私の今の技術は、私が過去20年くらいのうちに身につけたものであるから、最古の技術は20年以上前の技術だ。今年の新人は多分何事もなければ、これから約40年にわたってこの世界で仕事をして行く。となると、いかに今まで20年間生きた技術であっても、この先40年大丈夫かと言われると自信がない。「40年」と言えば、COBOLという言語の年齢に匹敵するのだ。いかに長い時間であるかがわかる。

また「技術」と言うのは、必要なら「これから勉強」することも可能なら、「金を積んで買って来る」ことも可能だ。だから、技術そのものを「教え込む」ことは必要がない。本人が必要に応じて、勉強するなり買って来るなりパクって来るなりすればいい。

そういった「虚しい」ことよりは、「哲学」と言うか「問題への取り組み方」「物の見方」のようなものを教えるべきだ。これはうまくすれば、何年たっても古くならない。また、ものによっては業界を越えて生きて行く。

ではこういったものをどうやって教えるかという話になるのだが、私はこれは一種の「芸の道」みたいなもので、「一子相伝」に近い形で教えるしかないものだと思う。具体的には、まずは「師匠の鞄持ち」みたいなことをさせ、一緒にいる時間を持つことで身につけて行くのではないかと思う。

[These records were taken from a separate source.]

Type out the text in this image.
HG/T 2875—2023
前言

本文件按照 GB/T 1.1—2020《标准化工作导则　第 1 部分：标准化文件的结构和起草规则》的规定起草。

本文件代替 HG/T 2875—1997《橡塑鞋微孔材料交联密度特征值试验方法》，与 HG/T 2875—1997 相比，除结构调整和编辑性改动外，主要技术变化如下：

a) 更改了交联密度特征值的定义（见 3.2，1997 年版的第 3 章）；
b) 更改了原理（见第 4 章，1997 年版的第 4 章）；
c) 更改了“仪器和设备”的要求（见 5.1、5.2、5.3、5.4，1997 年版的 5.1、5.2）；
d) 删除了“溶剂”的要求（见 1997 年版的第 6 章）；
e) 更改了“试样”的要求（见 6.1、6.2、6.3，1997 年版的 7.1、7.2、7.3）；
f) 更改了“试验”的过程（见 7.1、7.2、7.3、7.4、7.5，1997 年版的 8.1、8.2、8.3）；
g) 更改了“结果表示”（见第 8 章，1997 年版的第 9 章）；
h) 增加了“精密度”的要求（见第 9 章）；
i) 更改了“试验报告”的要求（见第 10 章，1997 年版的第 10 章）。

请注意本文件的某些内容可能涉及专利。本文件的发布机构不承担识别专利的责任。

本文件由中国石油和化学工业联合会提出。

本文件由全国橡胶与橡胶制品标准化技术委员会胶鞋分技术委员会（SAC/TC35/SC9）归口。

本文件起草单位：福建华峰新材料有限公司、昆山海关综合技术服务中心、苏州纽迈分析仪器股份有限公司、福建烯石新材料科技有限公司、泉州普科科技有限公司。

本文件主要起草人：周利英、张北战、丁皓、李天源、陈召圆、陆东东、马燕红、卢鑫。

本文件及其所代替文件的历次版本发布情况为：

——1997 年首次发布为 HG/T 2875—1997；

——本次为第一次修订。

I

一緒にいる時間が持てれば、いろんな話ができるだけではなく、いろんなことが一緒に体験させられる。師匠が偉い人に会う時には、弟子も一緒に会える。「偉い人」が何かを教えてくれるとか、コネクションになるとかとは関係なく、「そういった場にいる」ということが身になる。師匠がトラブルにハマれば、弟子も一緒に悩む。

「哲学」というのは、そんなことをしているうちに、だんだんと伝わって行くものではないだろうか。

世襲のタレントとか政治家が多い昨今であるが、それは単に「親の七光り」というだけではなく、そういった親と一緒に生活することによって、いろんなものが伝わっているせいだろう。立ち居振舞いの類は、「技術」として教えるのは難しいし、「帝王教育」なんてものもそうだ。そしてもちろんその「哲学」もである。

確かに、こんなことをやって育てるのは効率が悪い。しかし、マスの教育で伝わるものは、たかが知れているし、それは文字通り「教科書通り」のものでしかない。教科書の中には「これからどう歩くか」ということは書かれていない。